Gardner hired Tisaby in January 2018, soon after Greitens admitted that he had an affair with his hairdresser, a woman identified by her initials K.S. Greitens would later be charged with invasion of privacy for allegedly taking a semi-nude picture of K.S. without her consent and then transferring it in a way that it could be accessed by a computer.

Gardner said she needed to hire an outside investigator because the St. Louis Metropolitan Police Department refused to look into the case. The department said it was never asked to investigate.

On March 19, 2018, Greitens’ defense team deposed Tisaby for approximately nine hours, and at that time Tisaby “reserved signature” — meaning he requested a copy of his deposition so he could review it before he signed it, according to the November motion. On April 26, 2018 — 36 days later — Tisaby was scheduled for a second deposition, yet he had still not received a copy of his first one, the motion states.

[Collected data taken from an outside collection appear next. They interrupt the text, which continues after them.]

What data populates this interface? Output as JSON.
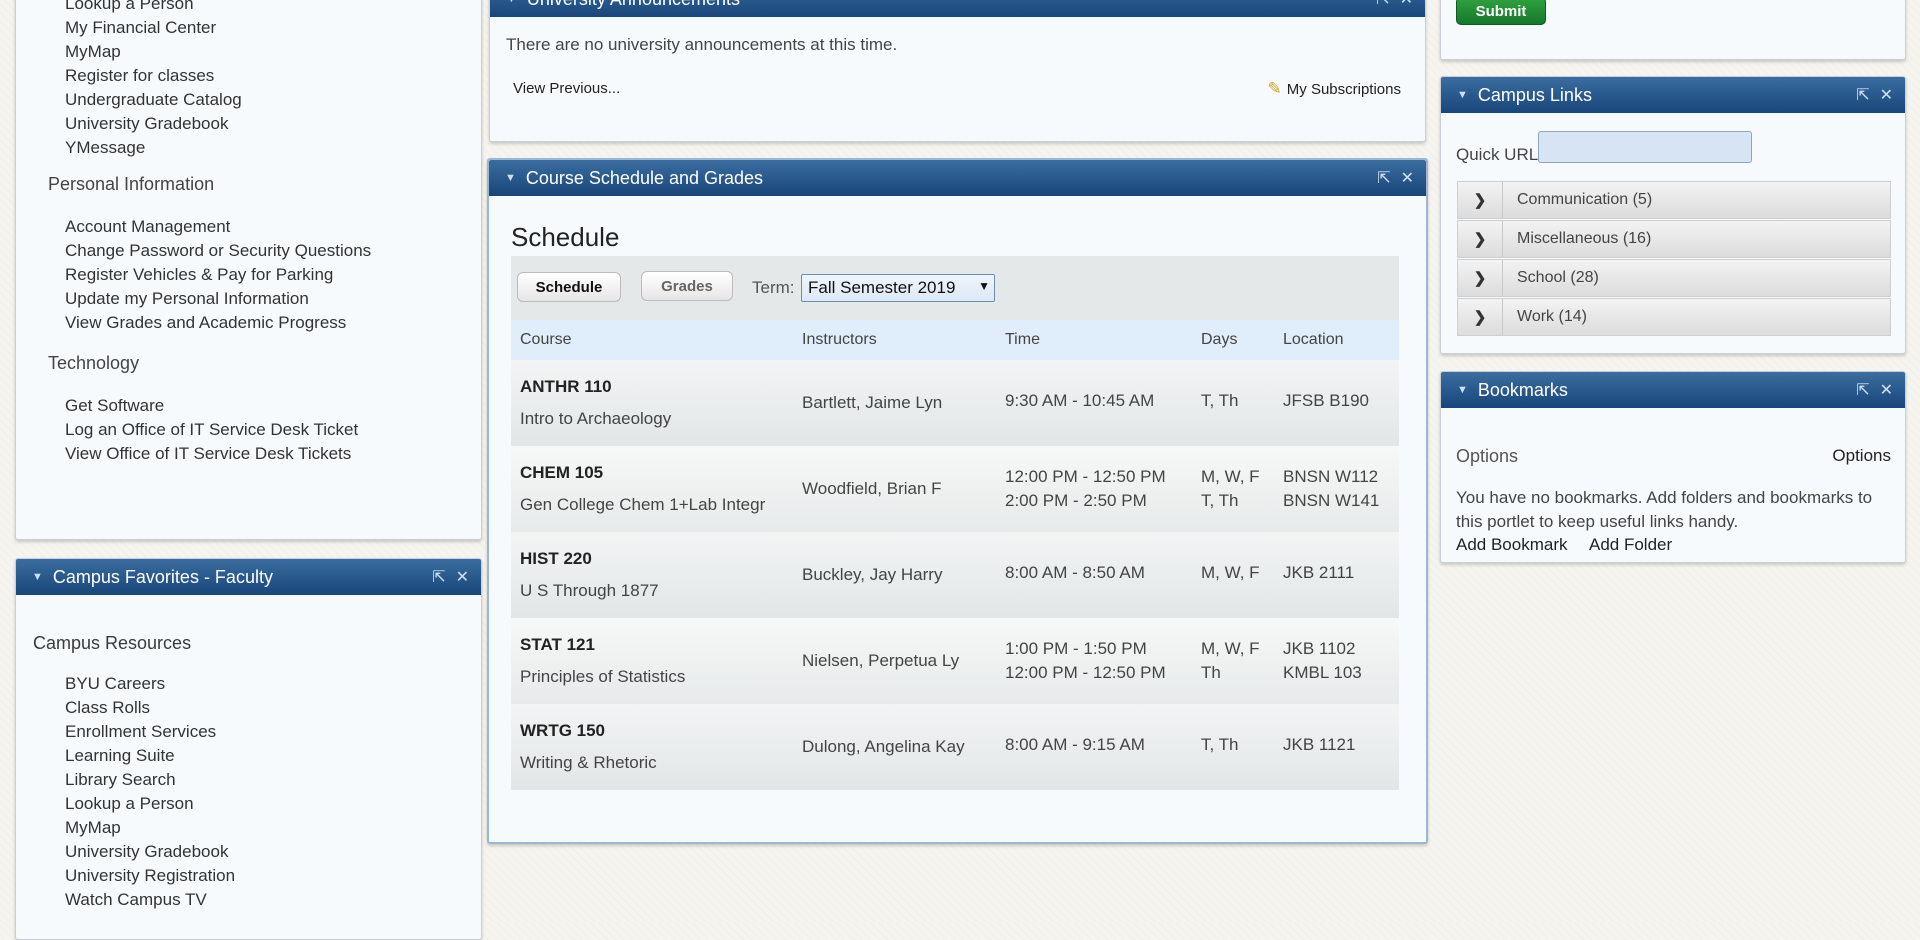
{
  "left_top": {
    "items_a": [
      "Lookup a Person",
      "My Financial Center",
      "MyMap",
      "Register for classes",
      "Undergraduate Catalog",
      "University Gradebook",
      "YMessage"
    ],
    "heading_personal": "Personal Information",
    "items_personal": [
      "Account Management",
      "Change Password or Security Questions",
      "Register Vehicles & Pay for Parking",
      "Update my Personal Information",
      "View Grades and Academic Progress"
    ],
    "heading_tech": "Technology",
    "items_tech": [
      "Get Software",
      "Log an Office of IT Service Desk Ticket",
      "View Office of IT Service Desk Tickets"
    ]
  },
  "favorites": {
    "title": "Campus Favorites - Faculty",
    "heading": "Campus Resources",
    "items": [
      "BYU Careers",
      "Class Rolls",
      "Enrollment Services",
      "Learning Suite",
      "Library Search",
      "Lookup a Person",
      "MyMap",
      "University Gradebook",
      "University Registration",
      "Watch Campus TV"
    ]
  },
  "announcements": {
    "title": "University Announcements",
    "message": "There are no university announcements at this time.",
    "view_previous": "View Previous...",
    "subscriptions": "My Subscriptions"
  },
  "schedule": {
    "title": "Course Schedule and Grades",
    "heading": "Schedule",
    "tab_schedule": "Schedule",
    "tab_grades": "Grades",
    "term_label": "Term:",
    "term_value": "Fall Semester 2019",
    "columns": [
      "Course",
      "Instructors",
      "Time",
      "Days",
      "Location"
    ],
    "rows": [
      {
        "code": "ANTHR 110",
        "name": "Intro to Archaeology",
        "instructor": "Bartlett, Jaime Lyn",
        "time1": "9:30 AM - 10:45 AM",
        "time2": "",
        "days1": "T, Th",
        "days2": "",
        "loc1": "JFSB B190",
        "loc2": ""
      },
      {
        "code": "CHEM 105",
        "name": "Gen College Chem 1+Lab Integr",
        "instructor": "Woodfield, Brian F",
        "time1": "12:00 PM - 12:50 PM",
        "time2": "2:00 PM - 2:50 PM",
        "days1": "M, W, F",
        "days2": "T, Th",
        "loc1": "BNSN W112",
        "loc2": "BNSN W141"
      },
      {
        "code": "HIST 220",
        "name": "U S Through 1877",
        "instructor": "Buckley, Jay Harry",
        "time1": "8:00 AM - 8:50 AM",
        "time2": "",
        "days1": "M, W, F",
        "days2": "",
        "loc1": "JKB 2111",
        "loc2": ""
      },
      {
        "code": "STAT 121",
        "name": "Principles of Statistics",
        "instructor": "Nielsen, Perpetua Ly",
        "time1": "1:00 PM - 1:50 PM",
        "time2": "12:00 PM - 12:50 PM",
        "days1": "M, W, F",
        "days2": "Th",
        "loc1": "JKB 1102",
        "loc2": "KMBL 103"
      },
      {
        "code": "WRTG 150",
        "name": "Writing & Rhetoric",
        "instructor": "Dulong, Angelina Kay",
        "time1": "8:00 AM - 9:15 AM",
        "time2": "",
        "days1": "T, Th",
        "days2": "",
        "loc1": "JKB 1121",
        "loc2": ""
      }
    ]
  },
  "submit_label": "Submit",
  "campus_links": {
    "title": "Campus Links",
    "quick_url_label": "Quick URL",
    "quick_url_value": "",
    "categories": [
      "Communication (5)",
      "Miscellaneous (16)",
      "School (28)",
      "Work (14)"
    ]
  },
  "bookmarks": {
    "title": "Bookmarks",
    "options_left": "Options",
    "options_right": "Options",
    "message": "You have no bookmarks. Add folders and bookmarks to this portlet to keep useful links handy.",
    "add_bookmark": "Add Bookmark",
    "add_folder": "Add Folder"
  },
  "icons": {
    "collapse": "triangle-down-icon",
    "popout": "popout-icon",
    "close": "close-icon",
    "pencil": "pencil-icon",
    "chevron": "chevron-right-icon"
  },
  "colors": {
    "header_blue": "#1f4f84",
    "submit_green": "#1e8a2e",
    "table_header": "#e0eefb"
  }
}
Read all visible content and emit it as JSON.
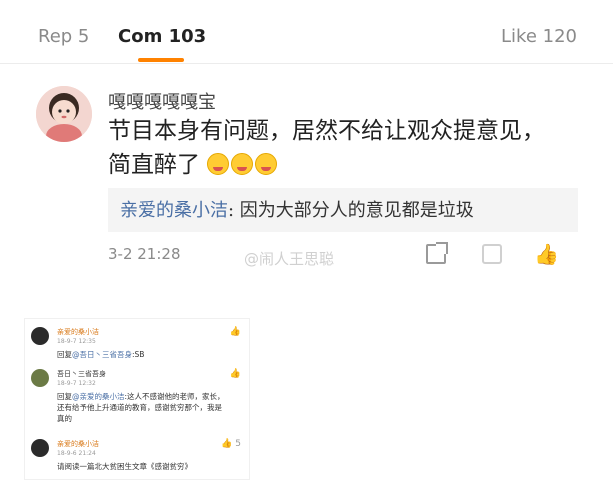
{
  "tabs": {
    "reposts": "Rep 5",
    "comments": "Com 103",
    "likes": "Like 120"
  },
  "comment": {
    "username": "嘎嘎嘎嘎嘎宝",
    "text_line1": "节目本身有问题，居然不给让观众提意见，",
    "text_line2": "简直醉了",
    "reply_user": "亲爱的桑小洁",
    "reply_sep": ": ",
    "reply_text": "因为大部分人的意见都是垃圾",
    "time": "3-2 21:28",
    "watermark": "@闹人王思聪"
  },
  "screenshot": {
    "items": [
      {
        "name": "亲爱的桑小洁",
        "time": "18-9-7 12:35",
        "prefix": "回复",
        "mention": "@吾日丶三省吾身",
        "body": ":SB"
      },
      {
        "name": "吾日丶三省吾身",
        "time": "18-9-7 12:32",
        "prefix": "回复",
        "mention": "@亲爱的桑小洁",
        "body": ":这人不感谢他的老师，家长，还有给予他上升通道的教育，感谢贫穷那个，我是真的"
      },
      {
        "name": "亲爱的桑小洁",
        "time": "18-9-6 21:24",
        "prefix": "",
        "mention": "",
        "body": "请阅读一篇北大贫困生文章《感谢贫穷》",
        "likes": "5"
      }
    ]
  },
  "icons": [
    "share-icon",
    "comment-icon",
    "like-icon",
    "emoji-icon"
  ],
  "colors": {
    "accent": "#ff8200",
    "link": "#4a6fa5",
    "text": "#222222",
    "muted": "#8a8a8a"
  }
}
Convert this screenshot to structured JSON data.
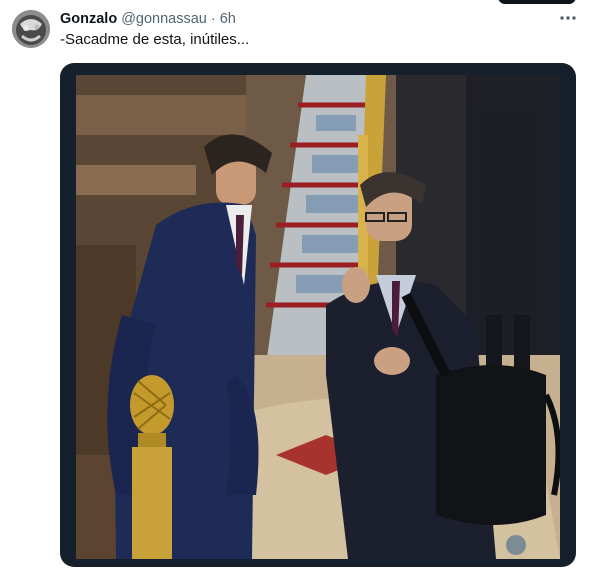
{
  "tweet": {
    "author_name": "Gonzalo",
    "author_handle": "@gonnassau",
    "separator": "·",
    "time": "6h",
    "text": "-Sacadme de esta, inútiles...",
    "more_icon": "more-horizontal-icon"
  },
  "colors": {
    "primary_text": "#0f1419",
    "secondary_text": "#536471",
    "media_frame": "#16202c"
  }
}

So, Tisaby sought out a lawyer and attempted to obtain a continuance, or extension, to have a chance to review the deposition and clear the record if needed. Greitens’ attorneys knew Tisaby had not read the deposition, the motion states, “yet aggressively pursued a second deposition to catch Mr. Tisaby in several lies.”

In his ruling Hettenbach wrote, “Any deposition transcript changes that Tisaby might have made would only appear alongside his original responses, always leaving a fact question as to whether any response was false.”

On April 26, 2018 the court denied Tisaby’s request for a continuance, and Tisaby’s attorney, Jermaine Wooten, advised him to plead the Fifth Amendment during the second deposition.

Greitens’ attorneys accused Tisaby of lying about whether he had taken notes during an interview with Greitens’ alleged victim. The police department investigated this claim, which spurred the grand jury proceedings. In June 2018, Mullen appointed Carmody, of Carmody MacDonald law firm, to oversee the grand jury investigation into Tisaby’s perjury charge.

“They didn’t give him time to look at it, and that was wrong,” said attorney Daniel Dailey, who is also representing Tisaby. “And the defense team used that as a way to get ex-Governor Greitens off.”